“Advisory Services Spotlight” is a regular ULI Connect feature that provides a quick overview of a recent ULI Advisory Services panel, the land use challenge addressed by panelists, and recommendations made to the sponsor city or institution. This month, we feature a panel for the University of Denver held in June 2016. The full report and a summary are also available if you would like to learn more about the panel’s work.
The land use challenge. Located south of downtown Denver and a vital player in the local and regional economy, the University of Denver (DU) is Colorado’s oldest private institution of higher education and has a student enrollment of nearly 13,000. In June, DU asked a ULI Advisory Services panel for advice on how to open up the campus to the Greater Denver community—physically, socially, and economically—and transform it into a more inviting, vibrant, and engaged place.
The context. DU attracts students from around the country, the majority of whom remain in Colorado after graduation. It also offers several nationally ranked programs, including in the fields of business and international studies, and is a major employer in the region. According to feedback from more than 2,500 students, faculty, and community members solicited through a strategic planning process led by university chancellor Rebecca Chopp, the DU feels closed off and inaccessible. With its topnotch programs and state-of-the-art facilities, DU is known more as one of Denver’s “best-kept secrets” rather than as a hub for engagement, innovation, and transformative ideas—the new vision for the university set forth by “DU Impact 2025,” the recently approved strategic plan.
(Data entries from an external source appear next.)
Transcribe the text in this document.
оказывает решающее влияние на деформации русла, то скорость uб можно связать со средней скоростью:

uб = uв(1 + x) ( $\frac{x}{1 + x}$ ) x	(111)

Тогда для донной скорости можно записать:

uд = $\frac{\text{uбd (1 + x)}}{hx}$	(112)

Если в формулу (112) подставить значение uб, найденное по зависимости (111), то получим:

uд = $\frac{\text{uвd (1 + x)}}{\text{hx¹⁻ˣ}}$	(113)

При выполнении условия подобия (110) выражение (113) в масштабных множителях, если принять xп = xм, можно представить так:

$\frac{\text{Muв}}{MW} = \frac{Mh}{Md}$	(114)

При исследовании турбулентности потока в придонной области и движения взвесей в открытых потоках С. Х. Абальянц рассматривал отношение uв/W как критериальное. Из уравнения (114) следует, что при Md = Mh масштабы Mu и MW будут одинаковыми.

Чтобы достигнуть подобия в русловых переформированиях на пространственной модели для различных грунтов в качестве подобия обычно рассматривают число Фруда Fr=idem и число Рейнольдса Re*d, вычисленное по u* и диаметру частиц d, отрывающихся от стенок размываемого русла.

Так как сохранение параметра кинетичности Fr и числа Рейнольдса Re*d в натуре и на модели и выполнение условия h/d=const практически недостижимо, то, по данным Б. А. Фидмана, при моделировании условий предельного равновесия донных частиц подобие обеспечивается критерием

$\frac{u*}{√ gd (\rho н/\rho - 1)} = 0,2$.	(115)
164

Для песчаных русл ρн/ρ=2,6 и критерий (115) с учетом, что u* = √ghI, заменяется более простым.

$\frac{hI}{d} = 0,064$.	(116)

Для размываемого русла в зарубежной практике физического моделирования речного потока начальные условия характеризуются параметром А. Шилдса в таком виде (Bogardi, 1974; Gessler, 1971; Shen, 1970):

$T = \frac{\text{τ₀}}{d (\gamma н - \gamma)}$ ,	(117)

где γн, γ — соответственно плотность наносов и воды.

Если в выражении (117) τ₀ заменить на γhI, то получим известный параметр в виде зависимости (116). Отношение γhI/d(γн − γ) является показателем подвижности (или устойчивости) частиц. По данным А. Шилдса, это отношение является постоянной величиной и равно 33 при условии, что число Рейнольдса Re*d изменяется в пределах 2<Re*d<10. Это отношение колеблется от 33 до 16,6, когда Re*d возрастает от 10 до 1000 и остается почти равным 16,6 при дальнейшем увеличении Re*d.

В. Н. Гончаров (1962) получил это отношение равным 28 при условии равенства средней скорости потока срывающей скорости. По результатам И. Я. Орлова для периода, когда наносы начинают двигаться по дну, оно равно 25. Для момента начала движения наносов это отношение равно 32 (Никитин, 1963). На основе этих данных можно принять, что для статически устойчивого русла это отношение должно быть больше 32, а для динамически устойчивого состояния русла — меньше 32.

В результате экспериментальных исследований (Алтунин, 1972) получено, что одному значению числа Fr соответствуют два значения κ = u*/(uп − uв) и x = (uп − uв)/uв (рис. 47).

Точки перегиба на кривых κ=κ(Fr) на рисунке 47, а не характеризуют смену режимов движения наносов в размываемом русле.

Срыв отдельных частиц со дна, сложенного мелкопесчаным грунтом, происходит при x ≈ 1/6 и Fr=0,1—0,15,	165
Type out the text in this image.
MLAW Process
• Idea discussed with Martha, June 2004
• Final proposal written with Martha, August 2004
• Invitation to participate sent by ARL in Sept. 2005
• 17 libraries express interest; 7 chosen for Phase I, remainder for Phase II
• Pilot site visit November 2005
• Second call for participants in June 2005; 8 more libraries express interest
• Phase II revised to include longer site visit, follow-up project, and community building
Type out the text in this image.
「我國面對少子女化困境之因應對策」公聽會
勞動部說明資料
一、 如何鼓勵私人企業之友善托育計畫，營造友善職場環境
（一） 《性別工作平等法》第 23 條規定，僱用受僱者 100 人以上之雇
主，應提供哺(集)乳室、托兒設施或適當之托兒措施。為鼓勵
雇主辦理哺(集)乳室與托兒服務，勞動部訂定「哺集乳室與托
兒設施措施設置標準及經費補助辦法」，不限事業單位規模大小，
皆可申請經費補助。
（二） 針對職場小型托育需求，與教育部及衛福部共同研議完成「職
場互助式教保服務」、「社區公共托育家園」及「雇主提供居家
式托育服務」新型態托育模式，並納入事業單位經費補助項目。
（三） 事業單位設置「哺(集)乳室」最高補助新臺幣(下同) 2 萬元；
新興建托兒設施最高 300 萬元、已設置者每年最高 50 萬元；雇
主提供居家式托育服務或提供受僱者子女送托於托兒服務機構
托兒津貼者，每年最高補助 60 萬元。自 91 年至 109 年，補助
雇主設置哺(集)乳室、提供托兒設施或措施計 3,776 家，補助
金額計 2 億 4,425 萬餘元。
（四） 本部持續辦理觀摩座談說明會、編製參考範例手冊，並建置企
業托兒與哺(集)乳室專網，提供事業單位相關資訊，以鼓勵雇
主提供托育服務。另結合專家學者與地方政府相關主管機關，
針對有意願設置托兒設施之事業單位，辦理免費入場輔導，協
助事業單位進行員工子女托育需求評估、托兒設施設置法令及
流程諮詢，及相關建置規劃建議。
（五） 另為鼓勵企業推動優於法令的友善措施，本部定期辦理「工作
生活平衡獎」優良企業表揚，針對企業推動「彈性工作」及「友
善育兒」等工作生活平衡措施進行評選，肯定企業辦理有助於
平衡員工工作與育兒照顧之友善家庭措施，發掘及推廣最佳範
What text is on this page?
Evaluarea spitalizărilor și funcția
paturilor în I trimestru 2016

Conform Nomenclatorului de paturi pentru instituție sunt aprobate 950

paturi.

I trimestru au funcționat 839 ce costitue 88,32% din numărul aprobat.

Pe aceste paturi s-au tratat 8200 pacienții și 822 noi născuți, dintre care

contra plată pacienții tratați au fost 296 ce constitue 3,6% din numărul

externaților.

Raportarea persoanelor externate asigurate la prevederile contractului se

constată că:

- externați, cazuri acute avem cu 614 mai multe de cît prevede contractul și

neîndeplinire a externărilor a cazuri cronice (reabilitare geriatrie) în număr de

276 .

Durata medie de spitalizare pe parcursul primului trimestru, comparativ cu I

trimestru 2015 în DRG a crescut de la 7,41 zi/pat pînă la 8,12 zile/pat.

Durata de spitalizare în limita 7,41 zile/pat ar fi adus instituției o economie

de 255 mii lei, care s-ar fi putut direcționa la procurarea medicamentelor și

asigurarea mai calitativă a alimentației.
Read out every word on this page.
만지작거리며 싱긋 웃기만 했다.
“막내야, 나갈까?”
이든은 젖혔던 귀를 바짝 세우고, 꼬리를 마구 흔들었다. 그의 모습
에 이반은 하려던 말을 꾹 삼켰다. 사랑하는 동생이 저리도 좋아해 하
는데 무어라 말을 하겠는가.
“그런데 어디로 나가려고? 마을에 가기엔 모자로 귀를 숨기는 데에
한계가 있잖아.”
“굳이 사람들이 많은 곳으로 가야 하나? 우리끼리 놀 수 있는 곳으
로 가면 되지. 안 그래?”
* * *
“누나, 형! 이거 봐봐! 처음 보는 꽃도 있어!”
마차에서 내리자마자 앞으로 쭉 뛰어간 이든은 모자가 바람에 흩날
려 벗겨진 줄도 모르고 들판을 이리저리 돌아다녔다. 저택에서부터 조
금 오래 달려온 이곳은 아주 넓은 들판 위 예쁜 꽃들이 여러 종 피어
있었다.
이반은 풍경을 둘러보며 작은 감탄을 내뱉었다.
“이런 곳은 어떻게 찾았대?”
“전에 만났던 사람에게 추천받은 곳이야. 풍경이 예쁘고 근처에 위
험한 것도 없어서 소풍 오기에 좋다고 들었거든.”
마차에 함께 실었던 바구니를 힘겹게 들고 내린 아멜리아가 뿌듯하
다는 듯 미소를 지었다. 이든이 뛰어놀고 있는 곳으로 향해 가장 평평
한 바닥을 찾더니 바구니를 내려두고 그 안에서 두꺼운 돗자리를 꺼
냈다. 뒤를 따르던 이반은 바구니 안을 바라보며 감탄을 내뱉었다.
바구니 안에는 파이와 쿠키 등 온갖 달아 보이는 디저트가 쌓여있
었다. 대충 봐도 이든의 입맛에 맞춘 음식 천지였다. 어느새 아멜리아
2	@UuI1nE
Chopp and others sought ULI’s land use expertise to help DU develop a strategy to turn its vision for the campus into reality.
The assignment. The panel focused on four areas of inquiry:
- Placemaking strategies for activating the campus;
- Improved mobility both to and within the campus—through light rail, and bike and car sharing;
- Tools available to spur more economic development, such as special taxing districts and public/private partnerships; and
- Ideas for more meaningful community engagement to foster town/gown relations and elevate DU’s profile.
Recommendations. The ULI panel urged DU to be, above all, student- and people-focused. It recommended that DU foster closer ties with the city of Denver and expand community engagement through programming and events; consider working with the city and county to move the light-rail station closer to campus; change the DU mind-set to be open and inclusive; take advantage of retail and student housing development opportunities by working with the private sector; invite people to enjoy DU’s many green spaces and gardens to create a “community living room”; establish a campus gateway and smaller destinations within the campus through design and placemaking; and create an innovation hub that serves the entire Rocky Mountain region, marrying university ingenuity and resources with community needs.
Panel chair Glenda Hood: “DU is already an economic driver and engine for the city of Denver and the entire Rocky Mountain region. Our Advisory Services panel provided insights on how the university can take itself to the next level by leveraging proximity to Denver and becoming a more open, welcoming, and engaged neighbor. We strongly urged DU to embrace thinking differently in order to transform itself from an excellent but inward-facing campus into the go-to resource for ideas, innovation, engagement, and problem solving for the Greater Denver community. With chancellor Chopp at the helm and a new strategic plan in place, DU is poised to grow and develop not only as an academic institution, but to fully embrace its role as a community thought leader and facilitator for the region.”
Next steps. The ULI report has led DU to develop its first campus master plan in 40 years, says David Greenberg, DU vice chancellor for institutional partnerships. Several of the panel’s recommendations will inform the process, helping DU achieve several goals laid out in its strategic plan, including breaking down academic silos through a more interdisciplinary approach, making the student experience more personalized and meaningful, and strengthening relationships with Denver. The ULI panel offered “the perfect solution,” Greenberg says, for reaching a common understanding among stakeholders—students, faculty, community leaders, city planners, and elected officials—so that DU can reach its potential through changes to the built environment. “Without ULI, I don’t know how that would’ve happened,” he says.